The concoction, which consists of turmeric, ginger, cinnamon, cayenne pepper, black pepper and oregano, was duly administered to the chicken. Roodt’s husband, Chris, was quite sceptical about the bird’s prognosis, and even said that with all the spices in her, she was ready for the oven! However, within a day or two, the injured chicken had made a full recovery, and it was this incident that led to the hen being called Spice.
“My birds have, over the years, excelled in shows and have been judged as best in breed and best in variety so many times that I can scarcely keep track of all the awards. However, Spice taking home the best in the category for Splash Laced Gold Wyandottes at the 2019 South African Show Poultry Championships remains the highlight of my career so far,” says Roodt.
Not chickens alone
Apart from a variety of chicken breeds, the Royal Feathers flock also consists of a variety of waterfowl and pigeons.
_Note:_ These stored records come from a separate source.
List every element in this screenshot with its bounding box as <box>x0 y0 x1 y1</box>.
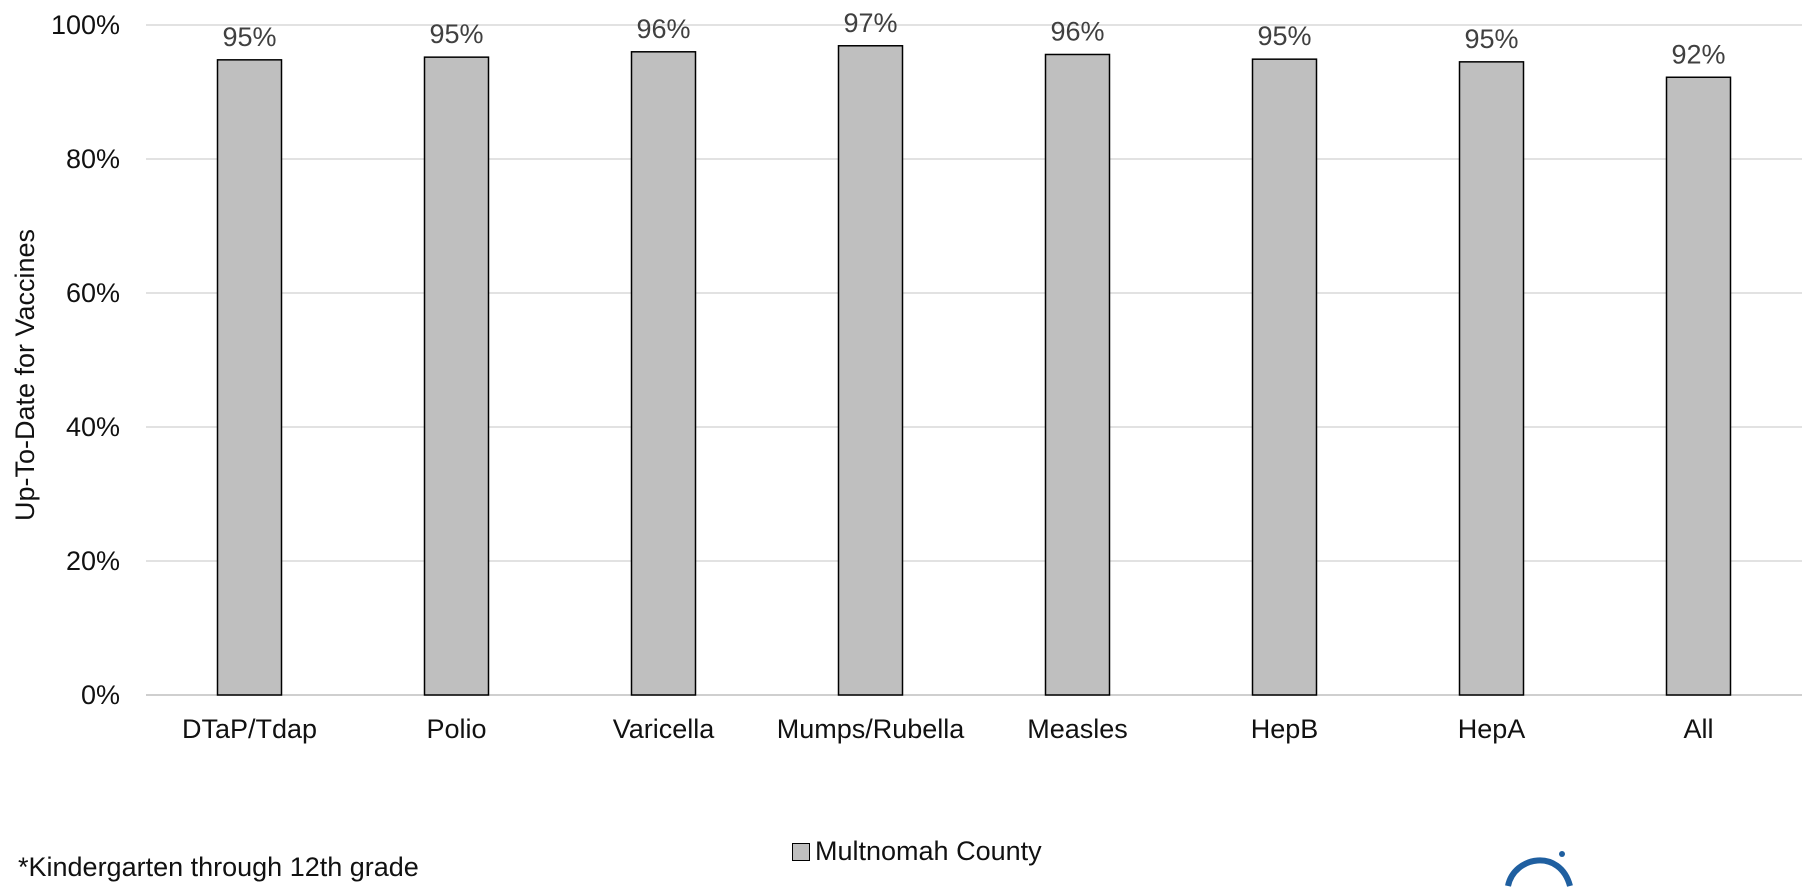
bar <box>216 59 283 696</box>
category-label: HepA <box>1458 714 1526 744</box>
legend-swatch <box>792 842 810 861</box>
bar <box>837 45 904 696</box>
bar <box>1458 61 1525 696</box>
y-tick-label: 60% <box>66 278 120 308</box>
county-logo <box>1505 851 1573 887</box>
bar <box>1665 76 1732 696</box>
category-label: Measles <box>1027 714 1128 744</box>
legend: Multnomah County <box>792 836 1042 867</box>
bar-chart: 0%20%40%60%80%100% 95% 95% 96% 97% 96% 95% 95%… <box>10 8 1802 744</box>
data-label: 97% <box>843 8 897 38</box>
category-label: Polio <box>426 714 486 744</box>
y-tick-label: 80% <box>66 144 120 174</box>
data-label: 95% <box>1464 24 1518 54</box>
category-label: HepB <box>1251 714 1319 744</box>
category-label: Mumps/Rubella <box>777 714 966 744</box>
legend-label: Multnomah County <box>815 836 1042 866</box>
y-tick-label: 0% <box>81 680 120 710</box>
data-label: 92% <box>1671 39 1725 69</box>
data-label: 95% <box>1257 21 1311 51</box>
y-tick-label: 100% <box>51 10 120 40</box>
bar <box>1044 53 1111 696</box>
y-tick-label: 20% <box>66 546 120 576</box>
grid-lines <box>146 24 1802 696</box>
category-label: Varicella <box>613 714 716 744</box>
footnote: *Kindergarten through 12th grade <box>18 852 419 882</box>
data-labels: 95% 95% 96% 97% 96% 95% 95% 92% <box>222 8 1725 69</box>
data-label: 95% <box>429 19 483 49</box>
bar <box>423 56 490 696</box>
data-label: 96% <box>1050 16 1104 46</box>
category-label: DTaP/Tdap <box>182 714 317 744</box>
y-axis-title: Up-To-Date for Vaccines <box>10 229 40 521</box>
y-tick-label: 40% <box>66 412 120 442</box>
category-label: All <box>1683 714 1713 744</box>
bars <box>216 45 1732 696</box>
bar <box>630 51 697 696</box>
y-tick-labels: 0% 20% 40% 60% 80% 100% <box>51 10 120 710</box>
category-labels: DTaP/Tdap Polio Varicella Mumps/Rubella Meas… <box>182 714 1714 744</box>
data-label: 95% <box>222 22 276 52</box>
data-label: 96% <box>636 14 690 44</box>
bar <box>1251 58 1318 696</box>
The waterfowl include Bar-headed, Sebastopol and Chinese silver geese, as well as a host of duck breeds such as Carolina, Mandarin and Crested ducks. A pair of mute swans called Charles and Dianna, and a pair of Coscoroba swans by the names of Koos and Koba, also call the Royal Feathers menagerie home. Roodt’s pigeon flock contains seven breeds, of which the Jacobin is the rarest.
Nutrition, health and management
Roodt feeds her chickens commercial feed supplemented with maize and sunflower seeds, and the hens also receive layer pellets. Additional maize is supplied in winter for increased energy. She believes in the value of fresh vegetables, and gives them to her chickens on a daily basis.
This ration includes all vegetables, except potatoes which, according to Roodt, do not agree with the birds for some reason. Pumpkin, on the other hand, is particularly good for the birds, because the seeds act as a natural dewormer. In addition, the brew that Roodt believes helped nurse Spice back to health is sprinkled over the vegetables before they’re fed to the chickens.
The Royal Feathers birds are vaccinated annually against Newcastle disease after the brooding period. Roodt does not vaccinate against fowl pox, a viral disease of chickens characterised by lesions on the unfeathered skin areas (dry pox) and/or the mucous membranes of the oral cavity, larynx, and trachea (wet pox), but she does treat any outbreaks as needed.
“Fowl pox is carried by insects such as gnats and mosquitoes, and is caused by the same virus that causes bluetongue in sheep,” she says. Chickens suffering from wet pox receive antibiotics, while cases of dry pox are treated with black shoe polish and toothpaste. Roodt only uses Colgate toothpaste as, in her experience, it is more effective than other brands.
She uses black shoe polish because the colour protects the affected birds from being pecked by the rest of the flock. The respective breeds are kept apart from each other in small groups (usually four hens to a rooster), in 3m x 3m pens for effective management. Roodt’s hands-on approach to managing her chickens also aids in the timeous identification of any disease outbreaks, and allows her to keep abreast of the general condition of the flock, she says.